Harleighblu is a singer from Nottingham, whose work draws on influences from hip hop, soul, electronica and beyond. Thanks to a string of superb releases, including her Futurespective series, she is already forging her own path in an increasingly saturated scene. I caught up with her recently to discuss a number of things including her new project with Bluestaeb, her musical roots and surviving the industry as a female artist.

You’ve got a new project looming with Berlin based producer, Bluestaeb. How did the collaboration between you two first come about?

I first heard Bluestaeb’s music at Jazz Cafe in London a few years back and I just loved his sound. I asked the DJ who the artist was and looked him up to work with him. After a few unanswered tweets [laughs] I finally got in contact with his manager, flew to Paris, where he is based and met him. Cake was our first ever demo and we have been writing and recording ever since!

Can you give us a little breakdown of what to expect from it?

Our musical backgrounds derive from mixing old school aesthetics with a new school attitude. We blend hip hop with jazz, electronic and RnB. We hope to push boundaries with this record and it’s been described as genre defying already. Lyrically I’m the most personal I’ve ever been on this record, talking on issues I’ve never dared be so open about previously.

There are a lot of different styles and sounds at work within your music. How do you go about selecting what producers you want to work with?

I just approach who I want to work with and see what happens! I loved Adrian Younge’s music after his Ghost Face album so I approached him shortly after hearing it. His band members who worked on the album, production duo Starkiller (C.E Garcia and Alfredo Fratti) and I then started working together on some demos and eventually made our concept album Amorine, which was released on Tru Thoughts a few years back. Artistically I like taking risks and exploring new sounds, all within the soul camp but with a twist. It’s an exciting time in music now, I think. It’s easier to work with international artists if you want to because of the internet.

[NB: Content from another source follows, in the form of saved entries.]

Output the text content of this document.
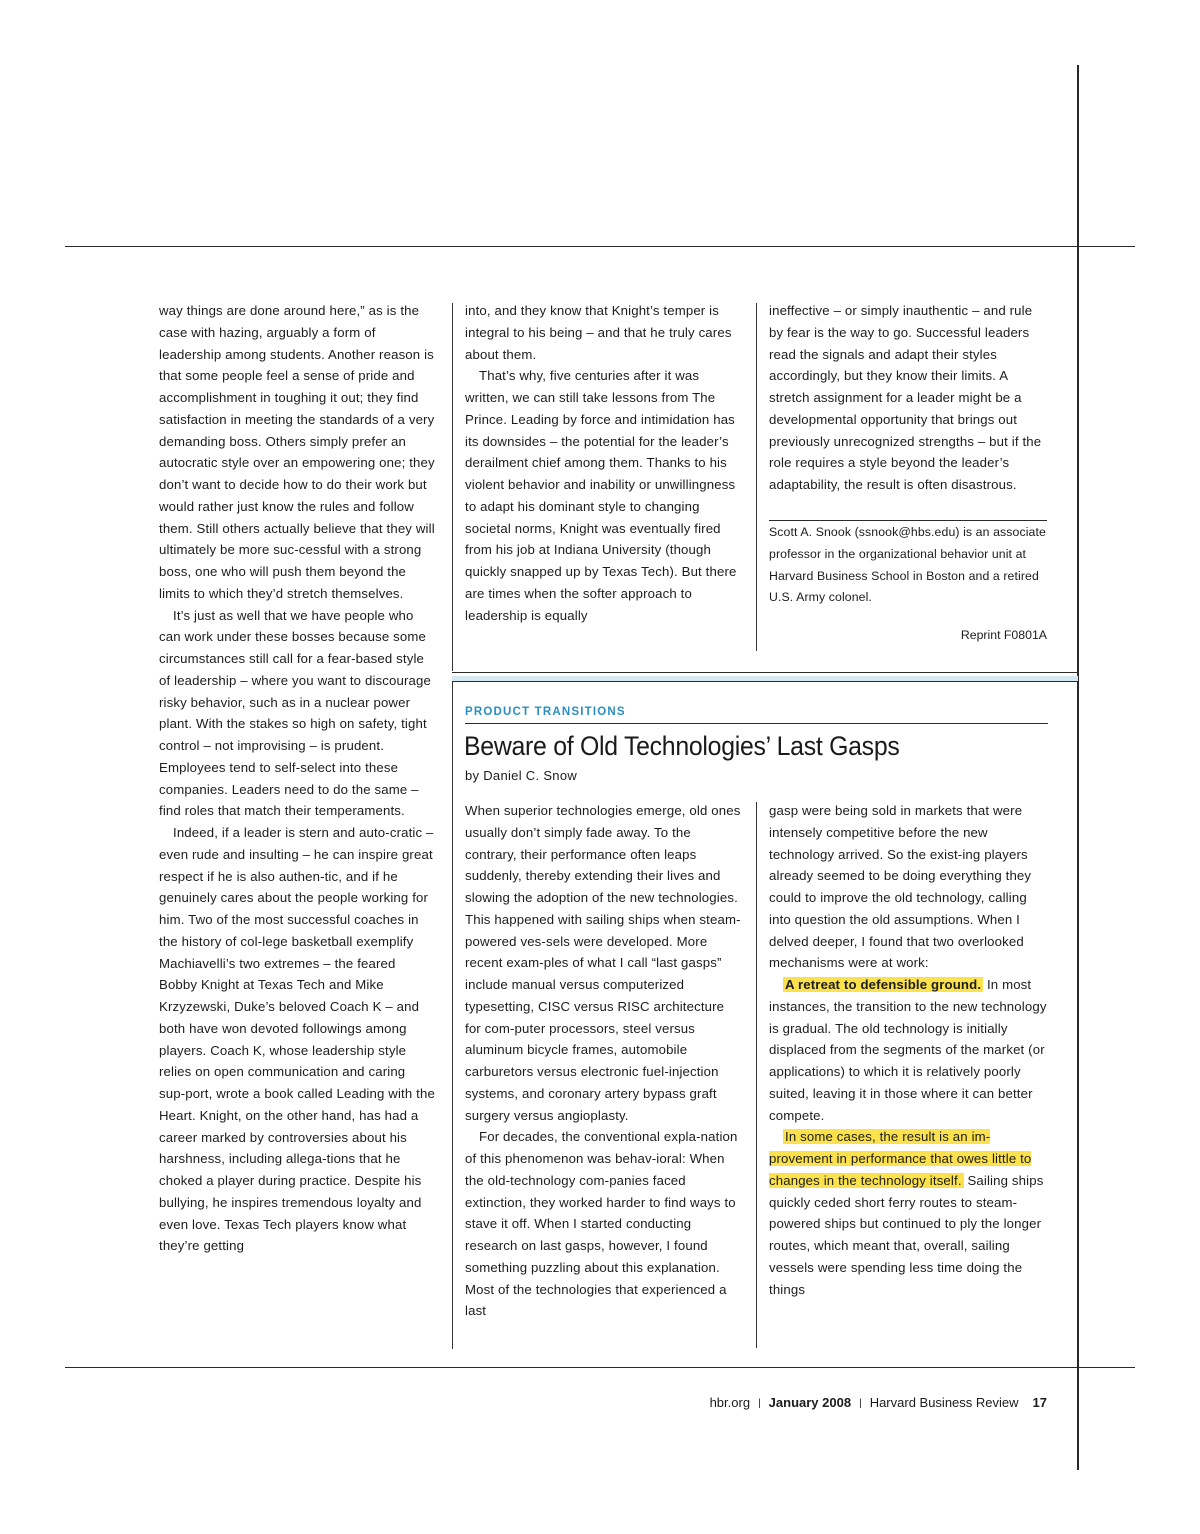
way things are done around here,” as is the case with hazing, arguably a form of leadership among students. Another reason is that some people feel a sense of pride and accomplishment in toughing it out; they find satisfaction in meeting the standards of a very demanding boss. Others simply prefer an autocratic style over an empowering one; they don’t want to decide how to do their work but would rather just know the rules and follow them. Still others actually believe that they will ultimately be more suc-cessful with a strong boss, one who will push them beyond the limits to which they’d stretch themselves.

It’s just as well that we have people who can work under these bosses because some circumstances still call for a fear-based style of leadership – where you want to discourage risky behavior, such as in a nuclear power plant. With the stakes so high on safety, tight control – not improvising – is prudent. Employees tend to self-select into these companies. Leaders need to do the same – find roles that match their temperaments.

Indeed, if a leader is stern and auto-cratic – even rude and insulting – he can inspire great respect if he is also authen-tic, and if he genuinely cares about the people working for him. Two of the most successful coaches in the history of col-lege basketball exemplify Machiavelli’s two extremes – the feared Bobby Knight at Texas Tech and Mike Krzyzewski, Duke’s beloved Coach K – and both have won devoted followings among players. Coach K, whose leadership style relies on open communication and caring sup-port, wrote a book called Leading with the Heart. Knight, on the other hand, has had a career marked by controversies about his harshness, including allega-tions that he choked a player during practice. Despite his bullying, he inspires tremendous loyalty and even love. Texas Tech players know what they’re getting

into, and they know that Knight’s temper is integral to his being – and that he truly cares about them.

That’s why, five centuries after it was written, we can still take lessons from The Prince. Leading by force and intimidation has its downsides – the potential for the leader’s derailment chief among them. Thanks to his violent behavior and inability or unwillingness to adapt his dominant style to changing societal norms, Knight was eventually fired from his job at Indiana University (though quickly snapped up by Texas Tech). But there are times when the softer approach to leadership is equally

ineffective – or simply inauthentic – and rule by fear is the way to go. Successful leaders read the signals and adapt their styles accordingly, but they know their limits. A stretch assignment for a leader might be a developmental opportunity that brings out previously unrecognized strengths – but if the role requires a style beyond the leader’s adaptability, the result is often disastrous.

Scott A. Snook (ssnook@hbs.edu) is an associate professor in the organizational behavior unit at Harvard Business School in Boston and a retired U.S. Army colonel.
Reprint F0801A
PRODUCT TRANSITIONS
Beware of Old Technologies’ Last Gasps
by Daniel C. Snow

When superior technologies emerge, old ones usually don’t simply fade away. To the contrary, their performance often leaps suddenly, thereby extending their lives and slowing the adoption of the new technologies. This happened with sailing ships when steam-powered ves-sels were developed. More recent exam-ples of what I call “last gasps” include manual versus computerized typesetting, CISC versus RISC architecture for com-puter processors, steel versus aluminum bicycle frames, automobile carburetors versus electronic fuel-injection systems, and coronary artery bypass graft surgery versus angioplasty.

For decades, the conventional expla-nation of this phenomenon was behav-ioral: When the old-technology com-panies faced extinction, they worked harder to find ways to stave it off. When I started conducting research on last gasps, however, I found something puzzling about this explanation. Most of the technologies that experienced a last

gasp were being sold in markets that were intensely competitive before the new technology arrived. So the exist-ing players already seemed to be doing everything they could to improve the old technology, calling into question the old assumptions. When I delved deeper, I found that two overlooked mechanisms were at work:

A retreat to defensible ground. In most instances, the transition to the new technology is gradual. The old technology is initially displaced from the segments of the market (or applications) to which it is relatively poorly suited, leaving it in those where it can better compete.

In some cases, the result is an im-provement in performance that owes little to changes in the technology itself. Sailing ships quickly ceded short ferry routes to steam-powered ships but continued to ply the longer routes, which meant that, overall, sailing vessels were spending less time doing the things

hbr.org | January 2008 | Harvard Business Review 17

How would you best describe your sound for someone who’s never heard you before?

Future Soul. Because it is genre defying, but with its roots firmly within soul and hip hop.

What are you earliest musical memories? Did you grow up in a particularly musical household?

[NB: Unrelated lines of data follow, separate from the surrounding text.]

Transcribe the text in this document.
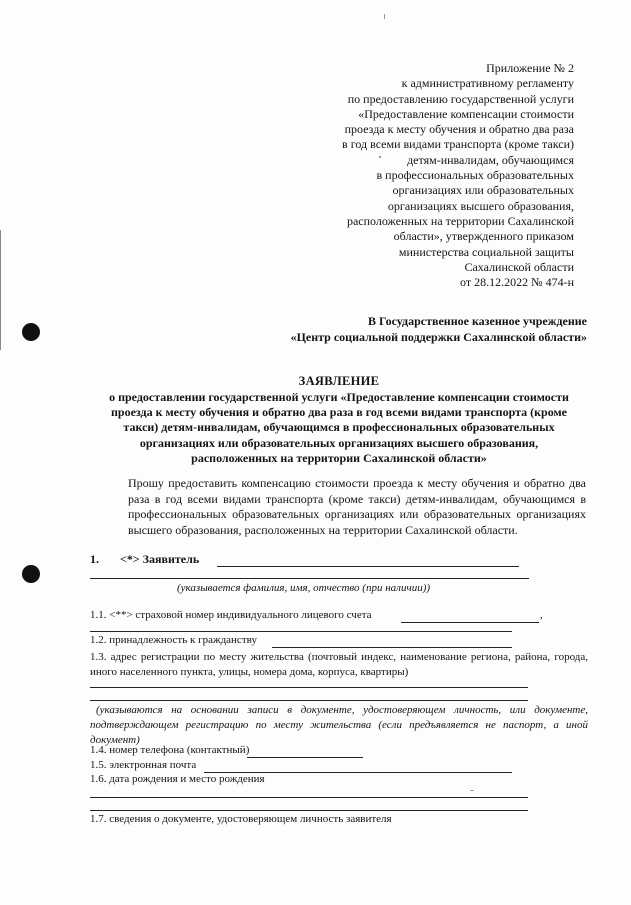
Приложение № 2
к административному регламенту
по предоставлению государственной услуги
«Предоставление компенсации стоимости
проезда к месту обучения и обратно два раза
в год всеми видами транспорта (кроме такси)
детям-инвалидам, обучающимся
в профессиональных образовательных
организациях или образовательных
организациях высшего образования,
расположенных на территории Сахалинской
области», утвержденного приказом
министерства социальной защиты
Сахалинской области
от 28.12.2022 № 474-н
В Государственное казенное учреждение
«Центр социальной поддержки Сахалинской области»
ЗАЯВЛЕНИЕ
о предоставлении государственной услуги «Предоставление компенсации стоимости
проезда к месту обучения и обратно два раза в год всеми видами транспорта (кроме
такси) детям-инвалидам, обучающимся в профессиональных образовательных
организациях или образовательных организациях высшего образования,
расположенных на территории Сахалинской области»
Прошу предоставить компенсацию стоимости проезда к месту обучения и обратно два раза в год всеми видами транспорта (кроме такси) детям-инвалидам, обучающимся в профессиональных образовательных организациях или образовательных организациях высшего образования, расположенных на территории Сахалинской области.
1. <*> Заявитель
(указывается фамилия, имя, отчество (при наличии))
1.1. <**> страховой номер индивидуального лицевого счета	,
1.2. принадлежность к гражданству
1.3. адрес регистрации по месту жительства (почтовый индекс, наименование региона, района, города, иного населенного пункта, улицы, номера дома, корпуса, квартиры)
(указываются на основании записи в документе, удостоверяющем личность, или документе, подтверждающем регистрацию по месту жительства (если предъявляется не паспорт, а иной документ)
1.4. номер телефона (контактный)
1.5. электронная почта
1.6. дата рождения и место рождения
1.7. сведения о документе, удостоверяющем личность заявителя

My mum has always had a huge record collection so I was listening to Jill Scott, D’angelo, Lauryn Hill, Erykah Badu from the age of 10 thanks to her. Whilst everyone else at school was listening to Busted [laughs]. My mum’s collection is vast with everything from rare groove, jazz and northern soul to neo-soul and reggae. My mum should have been a DJ! Her taste is impeccable.

Do you remember the point when you realised that this is what you wanted to do with your life?

Nottingham Caribbean Carnival, aged 10! I rapped and sang on stage with my best friend from school. We performed all our own songs. And I just knew I needed to write songs and be on stage. There is no better feeling than being on stage.

I recently saw you perform in Bristol and one of the stand out moments for me was your song, Queen Dem. How did the idea for that song first come about?

Queen Dem – derived from the word mandem – was written for the Queens and to empower women. It was an important message for me to finally express in a way I’ve wanted to, but never had the confidence to previously. We’re living in life altering times at the moment for women and I wanted to write something that captured this – and essentially make a feel good anthem for us boss ladies. Something we deserve.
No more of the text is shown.